Рядом с ней её знаменитый муж Висенте Арройо, я читала его ещё у себя на родине, но не представляла похожим на писателей своей страны – тяжёлый взгляд, мятежный дух. Проработав тринадцать лет в Министерстве Культуры заведующим Отделом художественного творчества, в одночасье оказался за его дверями стараниями того же Карлучо. Джон Далвера, известный художник и поэт, внешне неожиданно похожий на сорокалетнего Никиту Михалкова, изо всех троих был уволен первым. В этом печальном ряду уволенных не хватает нашего юного Вальтера, единственного, кого не тронул Карлучо, то ли побоявшись его знаменитой тётки-адвоката Иды Флетчер, то ли не угадав в выпускнике колледжа врага.
– Слушай внимательно, – уговаривает меня Вальтер по телефону, когда весть об увольнении Висенте и Лины достигает моего сознания, – положись на нас, успокойся.
И мне стоит усилий взять себя в руки.
Что происходит? Из чего родилась любовь к этой стране, нищей и дикой, где меня трясёт и швыряет на сиденье карнавально разукрашенного автобуса под оглушительную музыку на моём нескончаемом пути под сжигающим солнцем в поисках работы. В этой стране, где бездомные облезлые и гнойные собаки вызывают большее отвращение, чем изъеденные дерматитами нищие в центре города. Где по приезде у меня заходилось сердце от страха остаться в ней, а теперь я глотаю валериановый шарик в ожидании, когда Лина начнёт говорить по утреннему радио, и другой шарик, когда в течение дня, не слыша и не видя моих друзей, не знаю, что происходит.
Маленькая латиноамериканская страна, как камешек, брошенный в воду.
В выборах 1984 года победила олигархия. Президентом страны стал Эрик Алеман из оппозиционной Генералу партии: белёcый, остроносый еврей с заплаканным лицом – испуганный поворот головы, неуверенный смех, безвольное выражение. Кажется, он сейчас вскинет свой ясный взгляд и молвит на манер того героя: "За что вы меня обижаете?.."
– Ку-рица A-леман,
То-бой пра-вит Гене-рал! – скандируют на улице студенты, швыряя камни в Национальную Гвардию, провоцируя слезоточивые бомбы, аресты, закрытие Национального Университета, играя на руку американцам и не внимая президенту, который уже в третий раз призывает сограждан объединиться перед угрозой военной интервенции.
В эти критические дни Генерал не пользуется признанием масс. В эти дни даже его сторонники убедились, насколько неразделимы во Вселенском укладе добро и зло, истина и ложь.
Президенту бы благодарить Генерала, который ещё до возникновения конфликта с американцами начал объединять вокруг себя националистически настроенные левые силы страны. Правда с другой целью, которую никто не мог тогда объяснить, но благодаря чему теперь правительство, а значит и президент, имели опору не только в верной оппозиции под надвигающейся тенью американской интервенции.
Так началась моя жизнь на новой для меня земле. Шёл 1986 год.

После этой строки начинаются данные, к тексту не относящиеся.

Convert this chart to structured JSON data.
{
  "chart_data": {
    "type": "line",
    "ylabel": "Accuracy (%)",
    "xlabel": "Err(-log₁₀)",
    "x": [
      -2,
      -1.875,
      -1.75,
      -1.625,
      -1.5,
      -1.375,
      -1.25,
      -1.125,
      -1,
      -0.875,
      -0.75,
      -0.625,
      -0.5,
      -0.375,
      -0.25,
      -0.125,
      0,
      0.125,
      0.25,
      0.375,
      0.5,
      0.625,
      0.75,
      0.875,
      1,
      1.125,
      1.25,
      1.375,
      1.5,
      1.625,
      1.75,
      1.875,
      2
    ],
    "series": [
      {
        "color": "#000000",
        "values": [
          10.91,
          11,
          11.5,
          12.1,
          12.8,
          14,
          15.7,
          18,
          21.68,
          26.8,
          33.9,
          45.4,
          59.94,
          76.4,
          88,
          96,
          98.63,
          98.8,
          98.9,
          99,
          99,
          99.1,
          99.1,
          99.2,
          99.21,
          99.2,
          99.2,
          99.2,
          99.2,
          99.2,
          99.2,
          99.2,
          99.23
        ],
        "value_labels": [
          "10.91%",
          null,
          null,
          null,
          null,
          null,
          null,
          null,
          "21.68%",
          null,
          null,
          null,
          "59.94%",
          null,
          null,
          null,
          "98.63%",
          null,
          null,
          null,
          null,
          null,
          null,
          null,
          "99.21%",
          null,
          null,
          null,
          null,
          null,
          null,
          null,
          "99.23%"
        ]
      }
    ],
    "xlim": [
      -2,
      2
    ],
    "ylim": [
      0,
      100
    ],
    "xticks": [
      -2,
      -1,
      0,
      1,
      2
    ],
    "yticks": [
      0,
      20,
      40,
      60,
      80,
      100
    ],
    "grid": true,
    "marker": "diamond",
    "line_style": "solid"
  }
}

У кого бочка, у кого башня из слоновой кости, у кого восстание Гарибальди, – у меня же перешеек между двумя материками. Всемирно признанный стратегический пункт планеты. Пуп земли. “Мост между мирами, сердце Вселенной”, как начертано на гербе его жителей. Энергетический пик, на котором стоит один из семи существующих в мире храмов Бахай. “Бермудский треугольник” для иностранцев – они приезжают сюда в отпуск и остаются навсегда. Иначе невозможно обьяснить моё полувековое пребывание на этой земле. Видимо, мне предстояло узнать мир и сравнить его с моим отечеством.

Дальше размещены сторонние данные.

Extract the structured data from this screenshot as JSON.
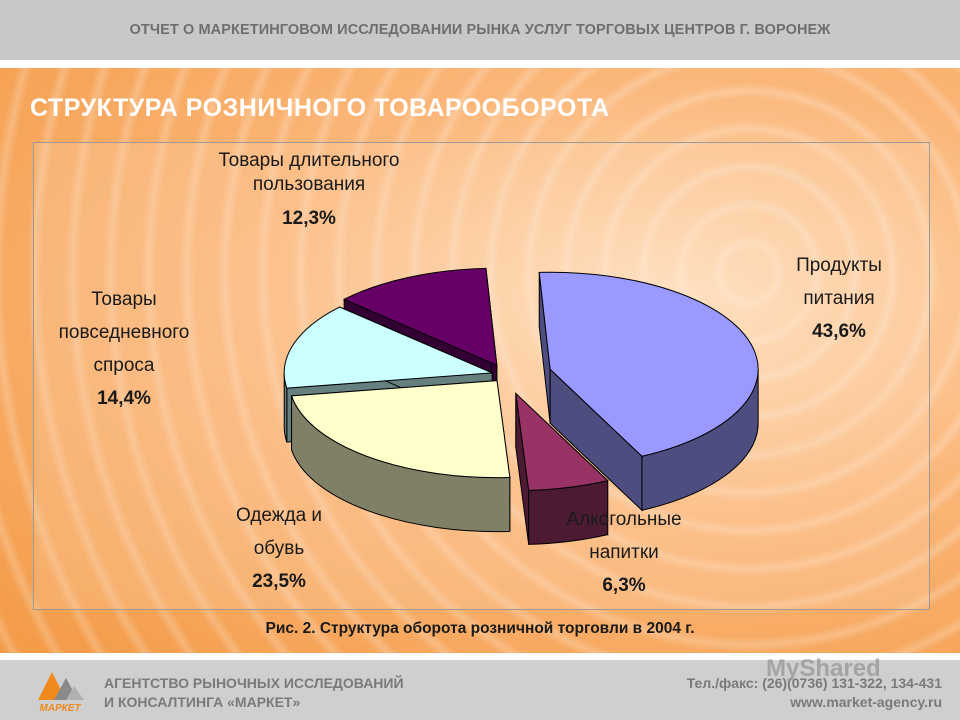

– Перечитывала твою книжку, – сказала моя тётя, – и стало мне грустно, и я подумала, что всё же тебе было бы лучше дома.
Имея наготове ответ, я из такта промолчала. Полжизни я живу вне дома. И всю жизнь учусь думать прежде, чем говорить. Последнее время это иногда мне удаётся. Так же всю жизнь я пытаюсь понять смысл поговорки "простота хуже воровства". Кажется, я начинаю догадываться, что это значит.
Я чуть было не ответила тёте: "Да нет, мне лучше там!" – а ведь мне давно не пятнадцать лет. Откуда берётся в зрелом возрасте столько непосредственности, которую постоянно приходится умерять? Осталось бы она во мне, живи я безвыездно в Москве?
С тех пор этот краткий разговор с тётей преследует меня, и, видимо, не оставит в покое, пока я его не завершу.
Меня затрудняет не определение вопроса – мне неловко обнародовать перед соотечественниками выгоды своего положения. Истинно латиноамериканская вежливость.